Themenabend über Missbrauch löst Welle von Reaktionen aus
Hamburg/Heppenheim (dpa) - Das ARD-Drama „Die Auserwählten“ über den sexuellen Missbrauch an der Odenwaldschule hat teils heftige Reaktionen bei den Zuschauern ausgelöst.
Auf der Social-TV-Seite des Ersten im Internet ging eine Vielzahl von Kommentaren ein, die ersten gleich nach dem Beginn des Fernsehfilms am Mittwochabend. „Die Schuldigen sind heute pensioniert und leben in Frieden ihr Leben“, kritisierte ein Nutzer. „Aufhebung der Verjährungsfristen für Missbrauch muss endlich erfolgen“, forderte ein anderer.

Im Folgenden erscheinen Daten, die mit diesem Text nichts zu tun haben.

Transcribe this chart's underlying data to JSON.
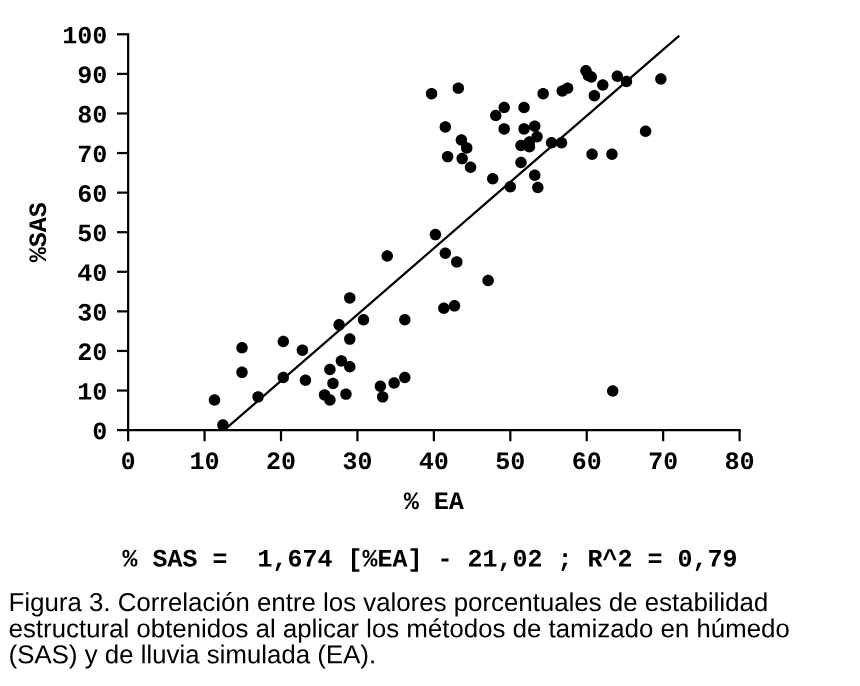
{
  "chart_data": {
    "type": "scatter",
    "xlabel": "% EA",
    "ylabel": "%SAS",
    "xlim": [
      0,
      80
    ],
    "xticks": [
      0,
      10,
      20,
      30,
      40,
      50,
      60,
      70,
      80
    ],
    "ylim": [
      0,
      100
    ],
    "yticks": [
      0,
      10,
      20,
      30,
      40,
      50,
      60,
      70,
      80,
      90,
      100
    ],
    "grid": false,
    "legend": false,
    "marker": "circle",
    "series": [
      {
        "color": "#000000",
        "x": [
          11.3,
          12.4,
          14.9,
          14.9,
          17.0,
          20.3,
          20.3,
          22.8,
          23.2,
          25.7,
          26.4,
          26.4,
          26.8,
          27.6,
          27.9,
          28.5,
          29.0,
          29.0,
          29.0,
          30.8,
          33.0,
          33.3,
          33.9,
          34.8,
          36.2,
          36.2,
          39.7,
          40.2,
          41.5,
          41.5,
          41.3,
          41.8,
          42.7,
          43.0,
          43.2,
          43.6,
          43.7,
          44.3,
          44.8,
          47.1,
          47.7,
          48.1,
          49.2,
          49.2,
          50.0,
          51.4,
          51.4,
          51.8,
          51.8,
          52.5,
          52.5,
          53.2,
          53.5,
          53.2,
          53.6,
          54.3,
          55.4,
          56.7,
          56.8,
          57.5,
          59.9,
          60.2,
          60.6,
          60.7,
          61.0,
          62.1,
          63.3,
          63.4,
          64.0,
          65.2,
          67.7,
          69.7
        ],
        "values": [
          7.6,
          1.3,
          20.8,
          14.6,
          8.4,
          22.4,
          13.3,
          20.2,
          12.6,
          8.9,
          7.6,
          15.3,
          11.8,
          26.6,
          17.5,
          9.1,
          16.0,
          23.0,
          33.4,
          27.9,
          11.1,
          8.4,
          44.0,
          11.9,
          27.9,
          13.3,
          85.0,
          49.4,
          76.6,
          44.7,
          30.8,
          69.1,
          31.4,
          42.5,
          86.4,
          73.3,
          68.6,
          71.3,
          66.4,
          37.8,
          63.5,
          79.5,
          81.5,
          76.1,
          61.5,
          67.6,
          71.9,
          81.5,
          76.1,
          72.8,
          71.6,
          76.8,
          74.1,
          64.4,
          61.3,
          85.0,
          72.6,
          72.6,
          85.7,
          86.4,
          90.8,
          89.6,
          89.2,
          69.7,
          84.5,
          87.2,
          69.7,
          9.9,
          89.4,
          88.1,
          75.5,
          88.7
        ]
      },
      {
        "type": "line",
        "color": "#000000",
        "marker": "none",
        "x": [
          12.56,
          72.0
        ],
        "values": [
          0,
          99.5
        ]
      }
    ],
    "annotations": [
      "% SAS =  1,674 [%EA] - 21,02 ; R^2 = 0,79",
      "Figura 3. Correlación entre los valores porcentuales de estabilidad estructural obtenidos al aplicar los métodos de tamizado en húmedo (SAS) y de lluvia simulada (EA)."
    ]
  }
}
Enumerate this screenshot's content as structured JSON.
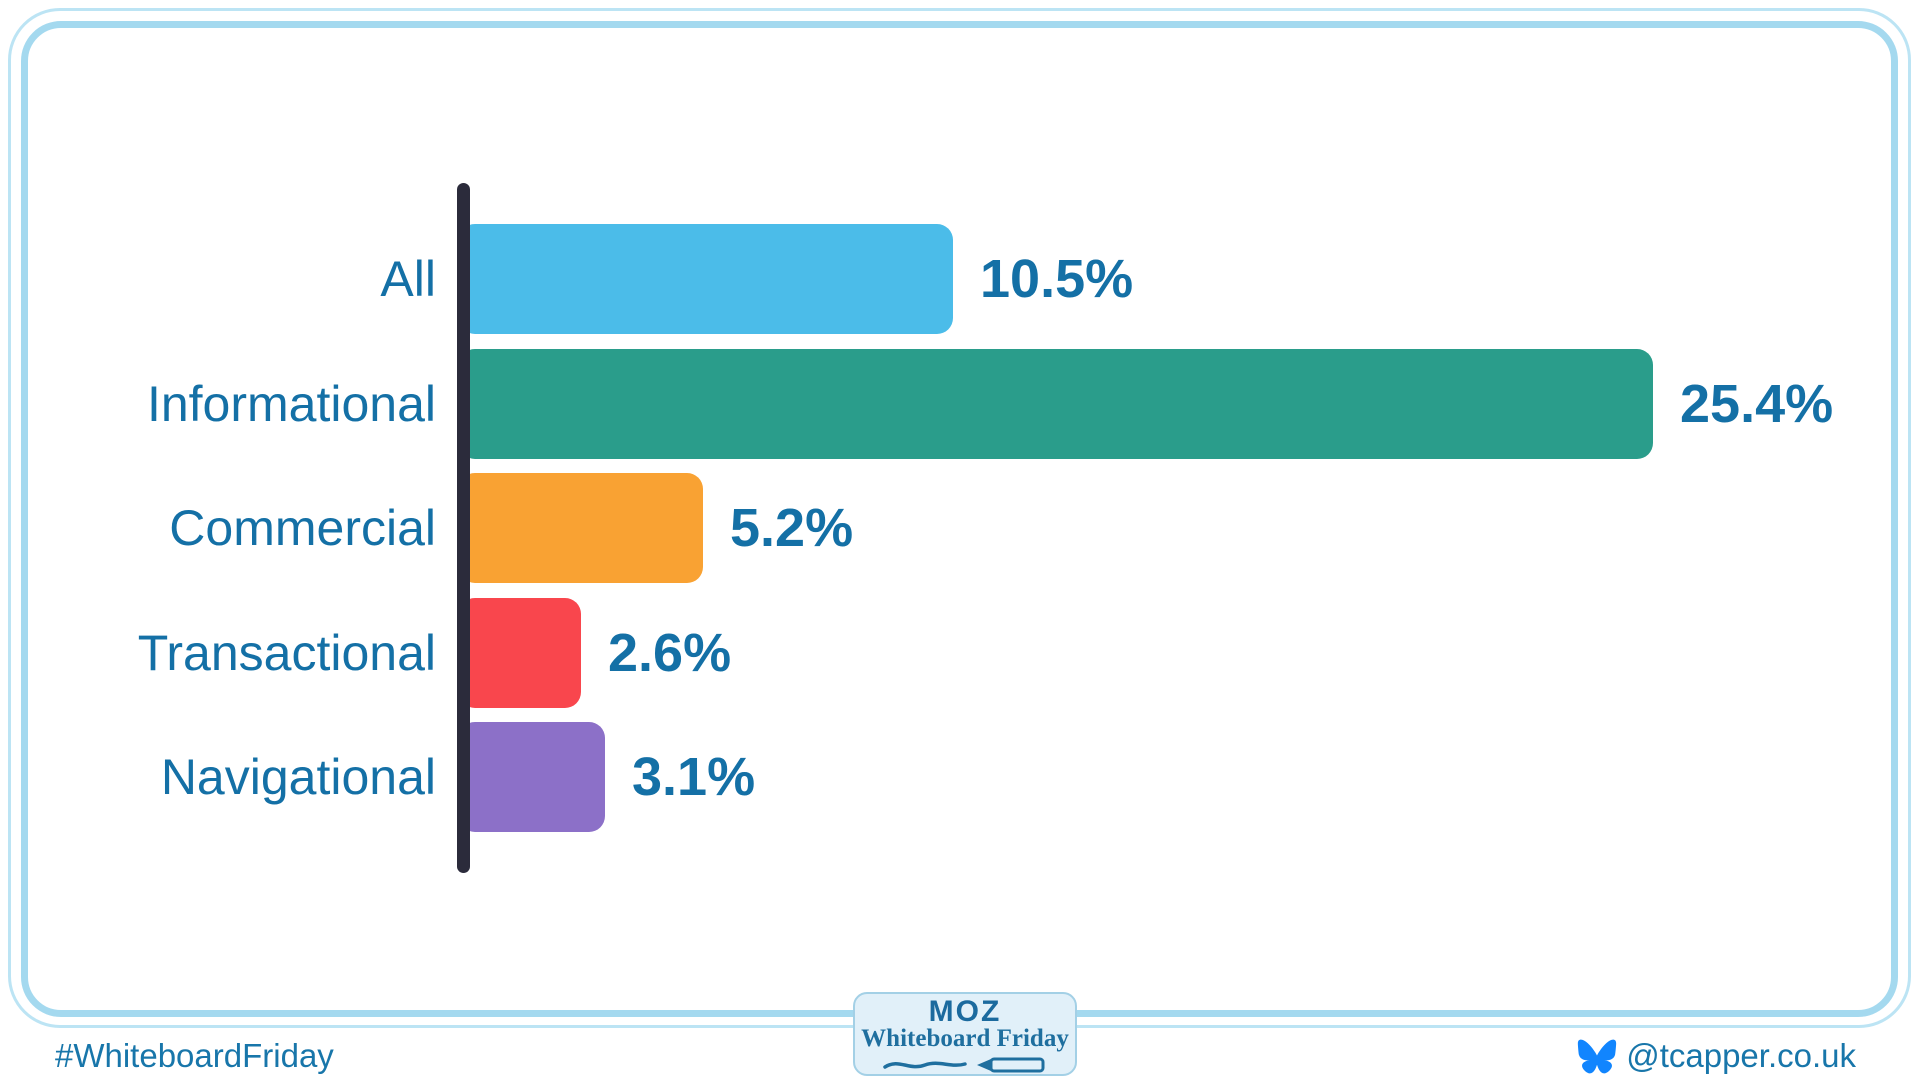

Die ARD sprach am Donnerstag von einem „großen Zuspruch“ für das begleitende Online-Angebot. „Die Möglichkeit, sich per Social TV über den Film und das Thema „sexueller Missbrauch“ auszutauschen, wurde insbesondere auch von Betroffenen und ehemaligen Schülern der Odenwaldschule genutzt“, erläuterte ein ARD-Sprecher. Sie hätten ihre Erfahrungen geteilt und Fragen an die Macher des Films und an Experten gerichtet. „Insgesamt kam hier eine konstruktive und bereichernde Diskussion zustande“, ist das Fazit der ARD.
Der Film mit Ulrich Tukur und Julia Jentsch in den Hauptrollen wurde zur besten Sendezeit ausgestrahlt. Er schilderte den sexuellen Missbrauch an der Odenwaldschule. Dort vergriffen sich zwischen den 1960er und 1990er Lehrer an mindestens 132 Schülern. Die Übergriffe kamen erst 2010 richtig an die Öffentlichkeit, frühere Informationen versandeten. Opfer-Vertreter gehen von deutlich mehr Missbrauchten aus.
Für den Missbrauch sind nach Ansicht des Vorsitzenden des Opfervereins „Glasbrechen“, Adrian Koerfer, nicht nur der frühere Schulleiter Gerold Becker und einige andere Pädophile verantwortlich. „Das waren mindestens 20 Lehrer“, sagte Koerfer in der Anne-Will-Talkshow, die gleich nach dem ARD-Drama begann. Täter seien nicht nur Männer gewesen. „Auch Lehrerinnen.“
Die Talk-Runde „Weggehört und weggeschaut - Warum war Missbrauch über Jahrzehnte möglich?“ befasste sich zudem mit dem Missbrauch in der katholischen Kirche und in Familien. Neben Koerfer prangerte auch die Publizistin Alice Schwarzer („Emma“) Mitwisser an. „Ohne das Wegsehen der Nächsten gibt es das nicht.“
Die Odenwaldschule fand es schade, dass sie nicht eingeladen worden war. Die Redaktion von Anne Will teilte auf Anfrage mit, in der Talkshow sollte es weniger um die Odenwaldschule speziell gehen, sondern mehr um Missbrauch grundsätzlich.
Auch zu dem Anne-Will-Talk konnten sich Zuschauer etwa in einem Blog melden. Dort gingen auch noch Beiträge nach dem Ende der Sendung ein.
„Die Auserwählten“ erreichte an dem Abend allerdings nicht so viele Zuschauer wie die Fußball-Champions-League im Zweiten. 5,05 Millionen sahen im Ersten zu. Das entspricht einem Marktanteil von 17,0 Prozent im Gesamtpublikum. Bei der Talkrunde von Anne Will blieben im Anschluss 3,23 Millionen (12,8 Prozent) dran. Derweil schalteten rund 6,75 Millionen (24,2 Prozent) das Spiel von Borussia Dortmund gegen RSC-Anderlecht im ZDF ein.
Nach Angaben des WDR, der den Film produziert hatte, lag die Quote von „Die Auserwählten“ weit über dem diesjährigen Durchschnittswert für die Reihe „Film-Mittwoch im Ersten“. Die Mittelwerte für 2014 seien 4,02 Millionen Zuschauer und 13,5 Prozent Marktanteil gewesen.